Negotiators for the House and Senate have reached a compromise on legislation to tackle the growing opioid epidemic.
Lawmakers on the Conference Committee agreed on a package of legislation to increase enforcement efforts against illegal drugs, fast-track research into non-addictive painkillers, and make it easier for people with opioid addiction to get treatment.
Both chambers of Congress have approved similar legislation. The Congressional negotiators have worked over the last few weeks to resolve key differences and merge the two versions into a single bill.
Sen. Lamar Alexander (R-Tenn.), Chairman of the Senate Health, Education, Labor, and Pensions Committee, predicted the compromise would have no difficulty getting passed by both houses of Congress.

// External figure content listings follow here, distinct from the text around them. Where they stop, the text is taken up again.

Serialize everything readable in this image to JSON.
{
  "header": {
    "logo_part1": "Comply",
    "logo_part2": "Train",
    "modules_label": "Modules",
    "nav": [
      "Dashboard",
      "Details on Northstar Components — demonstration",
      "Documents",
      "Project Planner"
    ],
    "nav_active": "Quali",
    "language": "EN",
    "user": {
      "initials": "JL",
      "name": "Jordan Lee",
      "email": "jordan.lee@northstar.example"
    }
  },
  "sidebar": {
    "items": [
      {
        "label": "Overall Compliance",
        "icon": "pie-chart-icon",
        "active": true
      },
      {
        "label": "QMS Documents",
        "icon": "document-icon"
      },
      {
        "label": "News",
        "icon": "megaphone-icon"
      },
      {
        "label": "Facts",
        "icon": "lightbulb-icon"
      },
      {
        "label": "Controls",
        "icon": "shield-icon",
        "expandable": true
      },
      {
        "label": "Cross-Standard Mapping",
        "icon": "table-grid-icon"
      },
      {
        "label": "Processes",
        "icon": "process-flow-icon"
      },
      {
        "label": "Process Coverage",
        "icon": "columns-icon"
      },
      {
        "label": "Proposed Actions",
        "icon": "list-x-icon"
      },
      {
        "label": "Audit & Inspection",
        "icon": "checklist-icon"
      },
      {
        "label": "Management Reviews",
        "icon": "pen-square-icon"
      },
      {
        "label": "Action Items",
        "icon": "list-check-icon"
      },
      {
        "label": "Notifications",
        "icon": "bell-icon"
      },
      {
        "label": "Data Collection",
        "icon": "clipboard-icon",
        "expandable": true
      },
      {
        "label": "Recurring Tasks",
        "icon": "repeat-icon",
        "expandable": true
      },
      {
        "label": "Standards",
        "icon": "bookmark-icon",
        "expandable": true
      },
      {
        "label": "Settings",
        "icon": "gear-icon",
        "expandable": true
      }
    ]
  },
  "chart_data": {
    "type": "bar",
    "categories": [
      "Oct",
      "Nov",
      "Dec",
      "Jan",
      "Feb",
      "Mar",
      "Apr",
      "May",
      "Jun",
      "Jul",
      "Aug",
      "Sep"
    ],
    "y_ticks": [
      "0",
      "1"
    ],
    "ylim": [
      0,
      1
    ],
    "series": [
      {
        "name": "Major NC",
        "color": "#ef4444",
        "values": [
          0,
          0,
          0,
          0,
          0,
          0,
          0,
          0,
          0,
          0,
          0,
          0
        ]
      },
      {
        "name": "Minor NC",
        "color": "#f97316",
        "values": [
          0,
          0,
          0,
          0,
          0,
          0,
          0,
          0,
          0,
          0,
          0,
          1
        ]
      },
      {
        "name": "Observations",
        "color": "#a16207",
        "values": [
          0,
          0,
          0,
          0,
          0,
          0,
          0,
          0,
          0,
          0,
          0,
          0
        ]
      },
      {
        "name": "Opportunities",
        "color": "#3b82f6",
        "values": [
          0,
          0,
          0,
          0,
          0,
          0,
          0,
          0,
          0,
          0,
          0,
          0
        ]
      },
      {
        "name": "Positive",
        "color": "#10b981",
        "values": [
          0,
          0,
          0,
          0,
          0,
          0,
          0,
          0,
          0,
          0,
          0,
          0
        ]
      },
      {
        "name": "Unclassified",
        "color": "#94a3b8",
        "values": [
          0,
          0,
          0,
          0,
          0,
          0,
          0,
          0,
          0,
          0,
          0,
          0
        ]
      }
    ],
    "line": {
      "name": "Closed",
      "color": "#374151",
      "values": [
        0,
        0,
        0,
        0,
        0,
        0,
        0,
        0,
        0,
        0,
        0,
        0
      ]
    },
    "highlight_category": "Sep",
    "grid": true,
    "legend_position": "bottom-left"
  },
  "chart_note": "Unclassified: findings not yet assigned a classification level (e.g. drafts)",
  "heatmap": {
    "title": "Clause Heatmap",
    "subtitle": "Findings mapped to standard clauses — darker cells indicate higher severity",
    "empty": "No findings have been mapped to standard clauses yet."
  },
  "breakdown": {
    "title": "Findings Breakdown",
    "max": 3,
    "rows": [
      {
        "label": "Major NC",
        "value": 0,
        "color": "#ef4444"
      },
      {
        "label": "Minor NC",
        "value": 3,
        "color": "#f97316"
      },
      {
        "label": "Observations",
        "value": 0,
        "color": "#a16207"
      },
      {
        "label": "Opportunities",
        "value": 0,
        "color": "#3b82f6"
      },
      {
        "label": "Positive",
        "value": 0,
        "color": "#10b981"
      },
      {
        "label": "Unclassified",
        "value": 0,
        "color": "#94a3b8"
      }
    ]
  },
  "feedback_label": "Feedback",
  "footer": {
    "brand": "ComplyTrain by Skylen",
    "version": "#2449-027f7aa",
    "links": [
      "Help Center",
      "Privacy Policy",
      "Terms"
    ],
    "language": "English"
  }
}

Rare show of bipartisanship
In a rare show of bipartisanship, all of the committee members attached their names to a statement, saying the compromise legislation is necessary to combat addiction to powerful painkillers.

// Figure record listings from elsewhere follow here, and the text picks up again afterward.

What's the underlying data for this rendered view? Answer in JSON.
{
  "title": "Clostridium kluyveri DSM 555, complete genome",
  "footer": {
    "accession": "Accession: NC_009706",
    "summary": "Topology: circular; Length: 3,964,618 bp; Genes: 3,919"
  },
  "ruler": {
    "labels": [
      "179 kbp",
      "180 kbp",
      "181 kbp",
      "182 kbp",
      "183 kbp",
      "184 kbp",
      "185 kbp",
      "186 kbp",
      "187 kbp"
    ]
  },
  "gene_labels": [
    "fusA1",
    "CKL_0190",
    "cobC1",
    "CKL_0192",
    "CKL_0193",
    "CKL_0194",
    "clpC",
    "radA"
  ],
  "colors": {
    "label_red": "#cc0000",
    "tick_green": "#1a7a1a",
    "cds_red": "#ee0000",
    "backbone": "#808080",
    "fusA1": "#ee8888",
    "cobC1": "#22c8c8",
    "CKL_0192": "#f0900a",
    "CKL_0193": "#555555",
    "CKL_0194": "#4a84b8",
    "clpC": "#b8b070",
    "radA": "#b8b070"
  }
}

"Once signed into law, this legislation sends help to our communities fighting on the front lines of the crisis and to the millions of families affected by opioid use disorders," the lawmakers said. "While there is more work to be done, this bipartisan legislation takes an important step forward and will save lives.”
The legislation contains money to help states increase monitoring of prescription drugs so that people addicted to the painkillers can't go "doctor shopping." The measure also establishes funds for opioid treatment centers and authorizes Medicaid to pay for up to 30 days of substance abuse treatment.

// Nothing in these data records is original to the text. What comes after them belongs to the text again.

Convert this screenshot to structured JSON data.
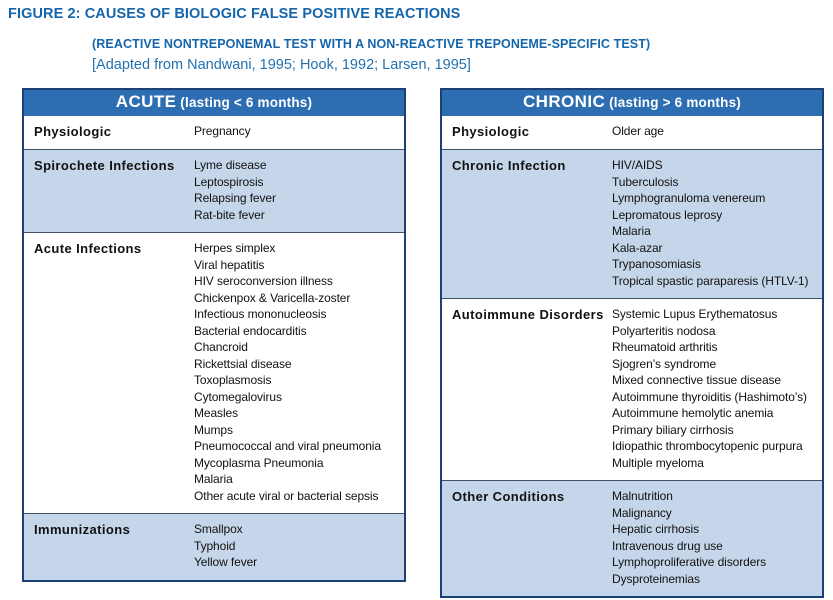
{
  "figure": {
    "title": "FIGURE 2: CAUSES OF BIOLOGIC FALSE POSITIVE REACTIONS",
    "subtitle": "(REACTIVE NONTREPONEMAL TEST WITH A NON-REACTIVE TREPONEME-SPECIFIC TEST)",
    "citation": "[Adapted from Nandwani, 1995; Hook, 1992; Larsen, 1995]"
  },
  "colors": {
    "title_blue": "#1565ab",
    "citation_blue": "#2471ae",
    "header_bar_blue": "#2d6eb3",
    "row_light_blue": "#c6d6ea",
    "table_border_navy": "#1c4076",
    "row_separator": "#44506b",
    "body_text": "#111111"
  },
  "tables": [
    {
      "id": "acute",
      "header_main": "ACUTE",
      "header_sub": "(lasting < 6 months)",
      "rows": [
        {
          "category": "Physiologic",
          "items": [
            "Pregnancy"
          ]
        },
        {
          "category": "Spirochete Infections",
          "items": [
            "Lyme disease",
            "Leptospirosis",
            "Relapsing fever",
            "Rat-bite fever"
          ]
        },
        {
          "category": "Acute Infections",
          "items": [
            "Herpes simplex",
            "Viral hepatitis",
            "HIV seroconversion illness",
            "Chickenpox & Varicella-zoster",
            "Infectious mononucleosis",
            "Bacterial endocarditis",
            "Chancroid",
            "Rickettsial disease",
            "Toxoplasmosis",
            "Cytomegalovirus",
            "Measles",
            "Mumps",
            "Pneumococcal and viral pneumonia",
            "Mycoplasma Pneumonia",
            "Malaria",
            "Other acute viral or bacterial sepsis"
          ]
        },
        {
          "category": "Immunizations",
          "items": [
            "Smallpox",
            "Typhoid",
            "Yellow fever"
          ]
        }
      ]
    },
    {
      "id": "chronic",
      "header_main": "CHRONIC",
      "header_sub": "(lasting > 6 months)",
      "rows": [
        {
          "category": "Physiologic",
          "items": [
            "Older age"
          ]
        },
        {
          "category": "Chronic Infection",
          "items": [
            "HIV/AIDS",
            "Tuberculosis",
            "Lymphogranuloma venereum",
            "Lepromatous leprosy",
            "Malaria",
            "Kala-azar",
            "Trypanosomiasis",
            "Tropical spastic paraparesis (HTLV-1)"
          ]
        },
        {
          "category": "Autoimmune Disorders",
          "items": [
            "Systemic Lupus Erythematosus",
            "Polyarteritis nodosa",
            "Rheumatoid arthritis",
            "Sjogren’s syndrome",
            "Mixed connective tissue disease",
            "Autoimmune thyroiditis (Hashimoto’s)",
            "Autoimmune hemolytic anemia",
            "Primary biliary cirrhosis",
            "Idiopathic thrombocytopenic purpura",
            "Multiple myeloma"
          ]
        },
        {
          "category": "Other Conditions",
          "items": [
            "Malnutrition",
            "Malignancy",
            "Hepatic cirrhosis",
            "Intravenous drug use",
            "Lymphoproliferative disorders",
            "Dysproteinemias"
          ]
        }
      ]
    }
  ]
}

The next step is to submit the compromise legislation to both the House and Senate for final passage.
Opioids are a class of drugs that includes heroin. Synthetic versions include fentanyl. In recent years, pharmaceutical companies have used opioid substances to produce legal painkillers such as OxyContin, Vicodin, morphine, and others.
The U.S. Department of Health and Human Services (HHS) reports opioid overdoses caused more than 42,000 deaths in 2016, a record number. The agency says about 40 percent of opioid overdose deaths involved a prescription opioid.